With so much of life as we know it having been turned upside down, we have had time to reflect on what we can and can’t live without, what we miss and don’t miss. We have perhaps also learned something about our own abilities to cope with drastic change. Divorce is one of those life changing events that draws a very definite line through life before and afterwards. People will need emotional support from family and friends but are likely to also need professional help with the financial aspects of the breakup. We asked our professional connections at Jones Whyte Solicitors in Glasgow to tell us about their direct experience of helping people who are considering divorce during lockdown.
Senior solicitor at Jones Whyte Solicitors, Danielle Stevenson comments as follows:
“The major effect we have seen has been the ability to plan for the future. Understandably, people are very focused on the short term, and this has further compounded difficult situations where parties wish to separate but have been effectively been stuck with their other half at home due to the lockdown regulations.
We have been advising clients to consider the long-term effects of entering into agreements at this stage, and the impact that the pandemic will possibly have had on investments, pensions and finances generally. Some clients have taken a cautious approach whilst others simply wish ties to be cut as soon as is possible, the delays caused by lockdown creating further stress and anxiety in an already difficult time.
We have also seen an unusual number of people seeking advice for this time of year, but this correlates with the months during lockdown being quieter where people are taking stock and considering their options. We very much want to see our clients now more than ever considering their position and ensuring that they take robust financial advice and plan for their, and their families, future.”

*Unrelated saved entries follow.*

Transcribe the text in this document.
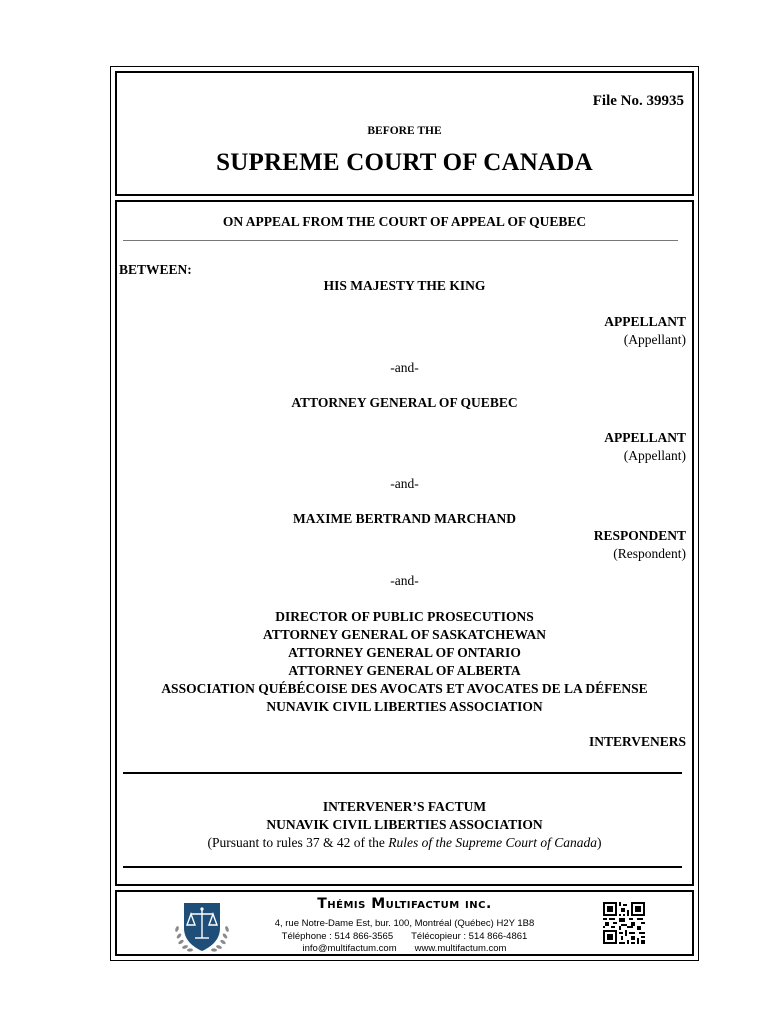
File No. 39935
BEFORE THE
SUPREME COURT OF CANADA
ON APPEAL FROM THE COURT OF APPEAL OF QUEBEC
BETWEEN:
HIS MAJESTY THE KING
APPELLANT
(Appellant)
-and-
ATTORNEY GENERAL OF QUEBEC
APPELLANT
(Appellant)
-and-
MAXIME BERTRAND MARCHAND
RESPONDENT
(Respondent)
-and-
DIRECTOR OF PUBLIC PROSECUTIONS
ATTORNEY GENERAL OF SASKATCHEWAN
ATTORNEY GENERAL OF ONTARIO
ATTORNEY GENERAL OF ALBERTA
ASSOCIATION QUÉBÉCOISE DES AVOCATS ET AVOCATES DE LA DÉFENSE
NUNAVIK CIVIL LIBERTIES ASSOCIATION
INTERVENERS
INTERVENER’S FACTUM
NUNAVIK CIVIL LIBERTIES ASSOCIATION
(Pursuant to rules 37 & 42 of the Rules of the Supreme Court of Canada)
Thémis Multifactum inc.
4, rue Notre-Dame Est, bur. 100, Montréal (Québec) H2Y 1B8
Téléphone : 514 866-3565 Télécopieur : 514 866-4861
info@multifactum.com www.multifactum.com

– Danielle Stevenson, Jones Whyte Solicitors
We would of course echo Danielle’s comments about the importance of seeking advice and professional help at this difficult and life-changing time and would like to highlight that people may well be surprised by the level of concern and sensitivity they can receive from a professional adviser. As well as providing help with investments, pensions and budgeting, we are all human beings with life experience, knowledge and empathy who understand that a listening, sympathetic ear is just as important as a calculator or a tax manual.
If divorce is the only solution, the most pressing issues are likely to be the home and the children. However, an appropriate division of pension assets is also crucial. In recent times, we are accustomed to seeing people with financial salary pension benefits that have a 7-figure price tag, quite often the largest value asset that the couple has. It is crucial that a spouse or partner who has entitlement to benefits under such a scheme understands the value of that.
Divorcing spouses are often unaware of their rights and still less aware of how to begin to approach the issue of a fair split of pension assets. There are a number of options and no universal right or wrong approach. The best course of action will very much depend on the couple’s wider financial situation, personal circumstances and priorities. Legal and financial advice is therefore essential.
Cornerstone has launched our snapshot pension service to help people become better acquainted with their pensions and whether they are on track to be financially secure in retirement. Many people have little idea regarding how much they will need in retirement, whether they are living as a single person or part of a couple with a joint income. Finding out what you currently have in your pension pots is just the first step on the road to either joint financial security or financial independence in later life. It’s a long road and can be a winding one, and we highly recommend not putting off until tomorrow what you can do today.
Even if all is rosy in matters of the heart just now, the global pandemic has taught us all that none of us can take things for granted and engaging with a good plan for retirement is every bit as sensible as wearing a face mask.